Brazil Boosts General Mills in 'Challenging' Economy
General Mills posted higher-than-expected quarterly earnings on Wednesday and raised its full-year outlook only slightly as it sees higher ingredient costs, a higher tax rate and a possible currency devaluation in Venezuela.
The foods maker behind Cheerios cereal, Progresso soups and Haagen Dazs ice cream said it expects ingredient costs inflation at the high end of its 2 percent to 3 percent forecast due to the summer drought in the U.S. Midwest that pushed up prices for corn and other grains.
In addition, General Mills expects a higher tax rate in the second half of its fiscal year than in the first and is anticipating a possible currency devaluation in Venezuela.
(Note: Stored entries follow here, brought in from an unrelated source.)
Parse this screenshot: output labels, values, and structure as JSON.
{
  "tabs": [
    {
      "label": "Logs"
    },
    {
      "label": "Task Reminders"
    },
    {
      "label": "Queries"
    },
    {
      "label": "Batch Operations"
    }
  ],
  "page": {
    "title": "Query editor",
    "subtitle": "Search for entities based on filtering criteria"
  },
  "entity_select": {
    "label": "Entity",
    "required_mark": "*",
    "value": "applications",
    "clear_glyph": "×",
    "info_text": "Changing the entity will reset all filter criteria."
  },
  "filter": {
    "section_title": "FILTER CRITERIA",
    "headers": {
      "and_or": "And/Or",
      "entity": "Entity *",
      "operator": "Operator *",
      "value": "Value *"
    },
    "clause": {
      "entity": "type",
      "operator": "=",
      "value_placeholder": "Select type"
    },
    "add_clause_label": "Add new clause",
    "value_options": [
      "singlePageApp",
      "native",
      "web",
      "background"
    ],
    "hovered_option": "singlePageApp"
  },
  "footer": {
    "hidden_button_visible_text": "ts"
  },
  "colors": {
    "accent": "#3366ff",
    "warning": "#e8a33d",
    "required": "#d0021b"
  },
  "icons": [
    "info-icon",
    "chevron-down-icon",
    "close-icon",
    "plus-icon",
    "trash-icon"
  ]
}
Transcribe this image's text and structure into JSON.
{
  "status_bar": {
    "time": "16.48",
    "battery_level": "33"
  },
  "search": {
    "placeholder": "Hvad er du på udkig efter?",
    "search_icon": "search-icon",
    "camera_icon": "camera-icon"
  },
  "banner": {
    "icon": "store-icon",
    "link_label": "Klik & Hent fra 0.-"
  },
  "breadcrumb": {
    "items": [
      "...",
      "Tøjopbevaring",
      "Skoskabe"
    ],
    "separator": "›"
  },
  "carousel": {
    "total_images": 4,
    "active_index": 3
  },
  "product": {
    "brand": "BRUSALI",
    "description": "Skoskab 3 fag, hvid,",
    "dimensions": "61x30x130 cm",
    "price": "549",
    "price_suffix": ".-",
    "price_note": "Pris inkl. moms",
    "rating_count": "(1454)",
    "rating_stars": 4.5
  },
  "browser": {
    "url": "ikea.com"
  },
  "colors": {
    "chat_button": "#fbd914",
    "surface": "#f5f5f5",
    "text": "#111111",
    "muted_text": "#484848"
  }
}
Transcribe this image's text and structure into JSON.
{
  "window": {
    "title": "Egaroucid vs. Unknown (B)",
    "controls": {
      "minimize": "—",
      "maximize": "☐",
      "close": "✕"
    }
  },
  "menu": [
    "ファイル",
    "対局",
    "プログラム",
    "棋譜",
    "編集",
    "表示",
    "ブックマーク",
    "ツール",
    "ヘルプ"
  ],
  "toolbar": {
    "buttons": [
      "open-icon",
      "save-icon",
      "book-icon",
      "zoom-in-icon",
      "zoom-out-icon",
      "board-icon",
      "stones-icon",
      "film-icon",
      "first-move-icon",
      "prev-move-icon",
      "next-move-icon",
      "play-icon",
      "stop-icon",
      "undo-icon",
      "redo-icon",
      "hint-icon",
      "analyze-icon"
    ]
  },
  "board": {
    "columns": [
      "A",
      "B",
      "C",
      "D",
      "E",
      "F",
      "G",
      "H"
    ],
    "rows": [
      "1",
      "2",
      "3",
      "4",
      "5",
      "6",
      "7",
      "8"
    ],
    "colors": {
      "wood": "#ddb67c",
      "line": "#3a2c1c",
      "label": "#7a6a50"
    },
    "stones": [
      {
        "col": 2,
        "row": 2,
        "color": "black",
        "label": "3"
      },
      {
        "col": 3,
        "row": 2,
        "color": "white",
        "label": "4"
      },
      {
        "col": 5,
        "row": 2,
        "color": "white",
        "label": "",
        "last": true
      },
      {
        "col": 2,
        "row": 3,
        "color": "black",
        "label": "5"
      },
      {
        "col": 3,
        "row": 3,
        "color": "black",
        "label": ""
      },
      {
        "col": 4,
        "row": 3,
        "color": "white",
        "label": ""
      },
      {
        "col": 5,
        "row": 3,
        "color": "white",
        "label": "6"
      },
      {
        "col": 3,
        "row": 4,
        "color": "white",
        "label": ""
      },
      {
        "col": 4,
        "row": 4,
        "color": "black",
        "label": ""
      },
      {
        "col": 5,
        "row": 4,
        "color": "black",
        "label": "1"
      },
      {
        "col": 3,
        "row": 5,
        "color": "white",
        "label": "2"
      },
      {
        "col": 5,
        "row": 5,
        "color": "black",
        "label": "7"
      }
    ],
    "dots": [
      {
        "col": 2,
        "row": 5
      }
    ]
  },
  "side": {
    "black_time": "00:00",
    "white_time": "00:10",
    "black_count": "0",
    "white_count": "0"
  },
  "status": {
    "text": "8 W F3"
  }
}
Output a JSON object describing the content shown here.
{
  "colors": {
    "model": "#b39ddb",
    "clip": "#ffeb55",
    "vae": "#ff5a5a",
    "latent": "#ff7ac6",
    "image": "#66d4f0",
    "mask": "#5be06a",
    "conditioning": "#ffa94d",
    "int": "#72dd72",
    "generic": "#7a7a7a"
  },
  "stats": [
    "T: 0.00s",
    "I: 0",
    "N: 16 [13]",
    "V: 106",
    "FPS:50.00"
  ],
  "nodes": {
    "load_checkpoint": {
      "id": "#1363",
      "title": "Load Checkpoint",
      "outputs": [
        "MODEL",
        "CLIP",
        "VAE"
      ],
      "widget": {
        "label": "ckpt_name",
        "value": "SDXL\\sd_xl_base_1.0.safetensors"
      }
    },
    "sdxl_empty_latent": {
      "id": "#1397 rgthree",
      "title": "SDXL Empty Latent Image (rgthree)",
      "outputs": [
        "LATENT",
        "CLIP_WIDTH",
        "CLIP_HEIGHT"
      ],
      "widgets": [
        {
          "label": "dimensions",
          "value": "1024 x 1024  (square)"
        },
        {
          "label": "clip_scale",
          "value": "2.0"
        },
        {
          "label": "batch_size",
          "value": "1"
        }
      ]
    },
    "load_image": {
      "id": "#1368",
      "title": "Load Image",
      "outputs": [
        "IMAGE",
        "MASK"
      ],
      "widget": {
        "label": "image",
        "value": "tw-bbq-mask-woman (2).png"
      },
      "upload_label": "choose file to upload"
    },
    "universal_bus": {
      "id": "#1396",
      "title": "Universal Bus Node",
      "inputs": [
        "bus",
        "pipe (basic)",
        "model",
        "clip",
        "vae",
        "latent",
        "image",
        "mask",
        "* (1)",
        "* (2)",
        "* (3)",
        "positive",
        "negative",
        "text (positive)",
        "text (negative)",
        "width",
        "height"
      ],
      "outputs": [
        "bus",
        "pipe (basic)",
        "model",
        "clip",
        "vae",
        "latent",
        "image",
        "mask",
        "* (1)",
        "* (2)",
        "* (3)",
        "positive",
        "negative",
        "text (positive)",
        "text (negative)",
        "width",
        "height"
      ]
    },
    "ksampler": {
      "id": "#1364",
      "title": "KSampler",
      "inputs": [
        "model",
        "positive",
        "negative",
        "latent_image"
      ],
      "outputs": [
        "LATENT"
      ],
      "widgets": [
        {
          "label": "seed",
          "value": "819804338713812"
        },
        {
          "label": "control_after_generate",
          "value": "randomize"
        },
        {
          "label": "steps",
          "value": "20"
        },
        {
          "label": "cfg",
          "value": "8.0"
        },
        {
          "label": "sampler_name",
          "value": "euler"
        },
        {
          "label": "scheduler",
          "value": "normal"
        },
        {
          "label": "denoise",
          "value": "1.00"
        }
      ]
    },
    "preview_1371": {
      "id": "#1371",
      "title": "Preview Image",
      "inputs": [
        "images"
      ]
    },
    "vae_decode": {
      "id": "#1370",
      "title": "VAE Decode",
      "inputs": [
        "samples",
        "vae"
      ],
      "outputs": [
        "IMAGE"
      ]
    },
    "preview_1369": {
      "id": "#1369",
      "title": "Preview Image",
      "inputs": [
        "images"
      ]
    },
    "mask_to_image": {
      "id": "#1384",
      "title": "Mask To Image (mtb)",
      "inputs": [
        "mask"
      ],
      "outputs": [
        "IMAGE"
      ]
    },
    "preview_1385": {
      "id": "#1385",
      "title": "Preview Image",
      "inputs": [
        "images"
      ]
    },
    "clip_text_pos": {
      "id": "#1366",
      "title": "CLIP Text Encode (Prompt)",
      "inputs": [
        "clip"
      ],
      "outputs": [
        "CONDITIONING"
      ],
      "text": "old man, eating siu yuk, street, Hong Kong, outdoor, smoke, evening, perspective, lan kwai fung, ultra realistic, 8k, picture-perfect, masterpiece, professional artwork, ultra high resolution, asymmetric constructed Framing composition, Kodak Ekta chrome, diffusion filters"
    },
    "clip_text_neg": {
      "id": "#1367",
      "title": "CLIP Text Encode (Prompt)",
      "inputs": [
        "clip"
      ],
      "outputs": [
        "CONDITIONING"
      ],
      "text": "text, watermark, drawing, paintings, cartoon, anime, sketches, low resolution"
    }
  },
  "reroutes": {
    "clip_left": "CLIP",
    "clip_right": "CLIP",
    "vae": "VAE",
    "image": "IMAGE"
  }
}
"As we move into the second half, the global operating environment remains challenging,'' said Chief Executive Ken Powell.
In the company's fiscal second quarter, ended Nov. 25, net earnings rose to $541.6 million, or 82 cents per share, from $444.8 million, or 67 cents per share, a year earlier. Excluding items, earnings were 86 cents per share, topping analysts' average estimate of 79 cents per share, according to Thomson Reuters I/B/E/S.
Sales increased nearly 6 percent to $4.88 billion, meeting analysts' expectations, helped by the recently acquired Yoki Alimentos business in Brazil.
The company now expects to earn $2.65 per share to $2.67 per share in fiscal 2013, excluding accounting adjustments, a tax benefit and restructuring and integration costs. Its earlier forecast called for earnings of about $2.65 per share.